My other recommendation is to start small and build. As I write this now I am nowhere near my peak fitness. I am only running about 6 miles a day, but I know that 3 months from now I will be able to run 20 miles a day. It's amazing what the body can do when we take small, incremental steps. Running is fun when I am successful, and I am successful when I have training runs and goals that are attainable. Today, if I were to jump right into my hardest training runs that I do to prepare for a marathon I would be so discouraged and dreading my runs that there is no way I could make it. My goal is to first run 100 meters at race pace and then work up from there. There is amazing power in small, achievable goals.
Bill: How important is a running partner or training group?
Ryan: The answer to this is going to vary from individual to individual and will even vary within an individual's personal development. Let me use myself as an example here: I typically enjoy training on my own for my hard workouts. I like to run with others on easy days but when I am going hard I like to be the one to control the pace so I can ensure I run the proper effort level and don't get into competing with teammates.

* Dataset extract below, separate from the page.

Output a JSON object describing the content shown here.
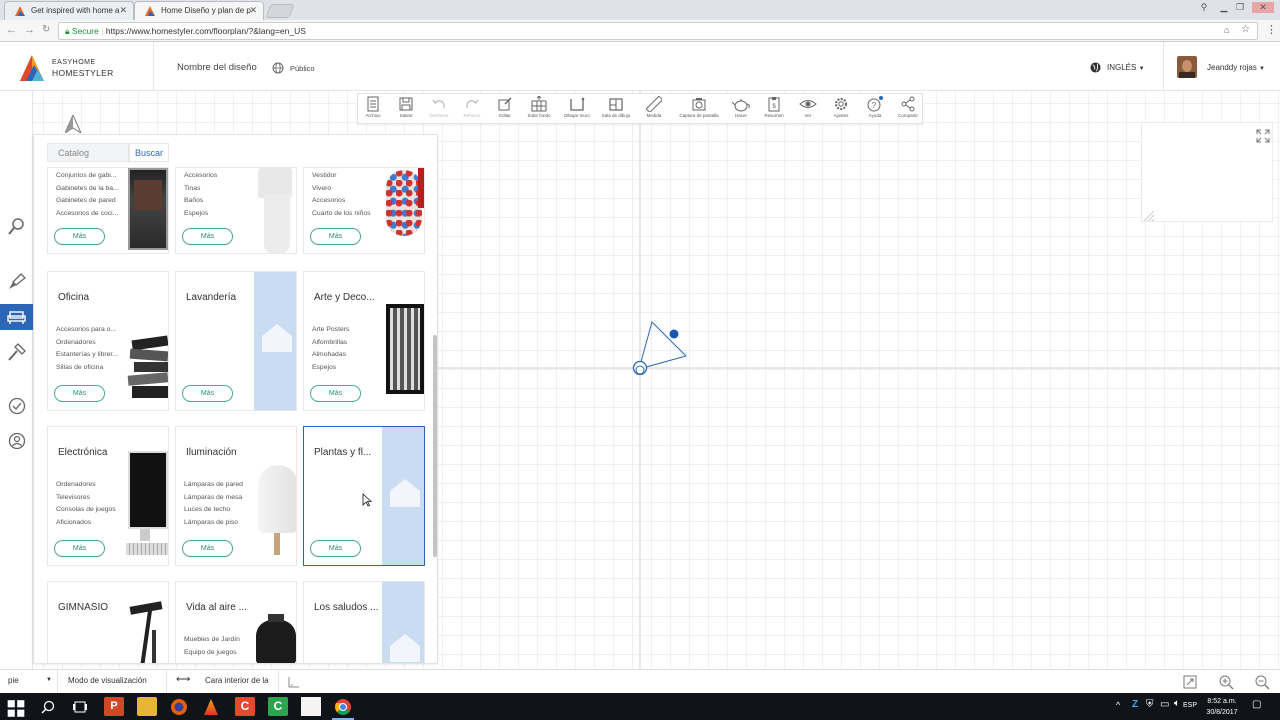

However, I realize that at this point in my career it's becoming more important for me to have training partners to work with, like I had in college, so I can continue to improve. So now I have my little brother Chad to work out with; he's a great person for me to run with because I am not competitive with him and he isn't with me so we help each other out on workouts without taking it personally if one of us is having a better day and running faster than the other. This is the first step in my beginning to work out with others.
My next step will happen this winter when I go to train in Kenya with the amazing marathoners over there, which will be the same guys I will compete against in my upcoming marathons. The key is that I am not jumping straight into a situation that will be too challenging for me. First, I have to learn to work out with someone I am not competitive towards, then I can graduate to working out with my competitors with the hope of being able to keep that competitive energy at bay till race day. So my number-one caution to you is to keep yourself from competing in workouts. Save it for race day. I was always amazed when I was at Stanford that we would have a group of 20 guys who would do every workout together for 3 months straight, yet when race day came we would finish as much as a minute apart from each other over 10K. What I learned was it isn't who does the workout the fastest, but who does the workout at the right effort level. Winning workouts means nothing.
On a more positive side of things, if there is one thing that makes running beautiful it's sharing life with others. I have developed so many amazing relationships through running, including meeting my wife, and that is what I will look back on and treasure the most when I am at the end of my journey. Life is meant to be experienced together. Community brings so much more joy to running than doing it alone, so I would urge everyone to have a training partner or group for both the performance side of running and for the overall enjoyment of running.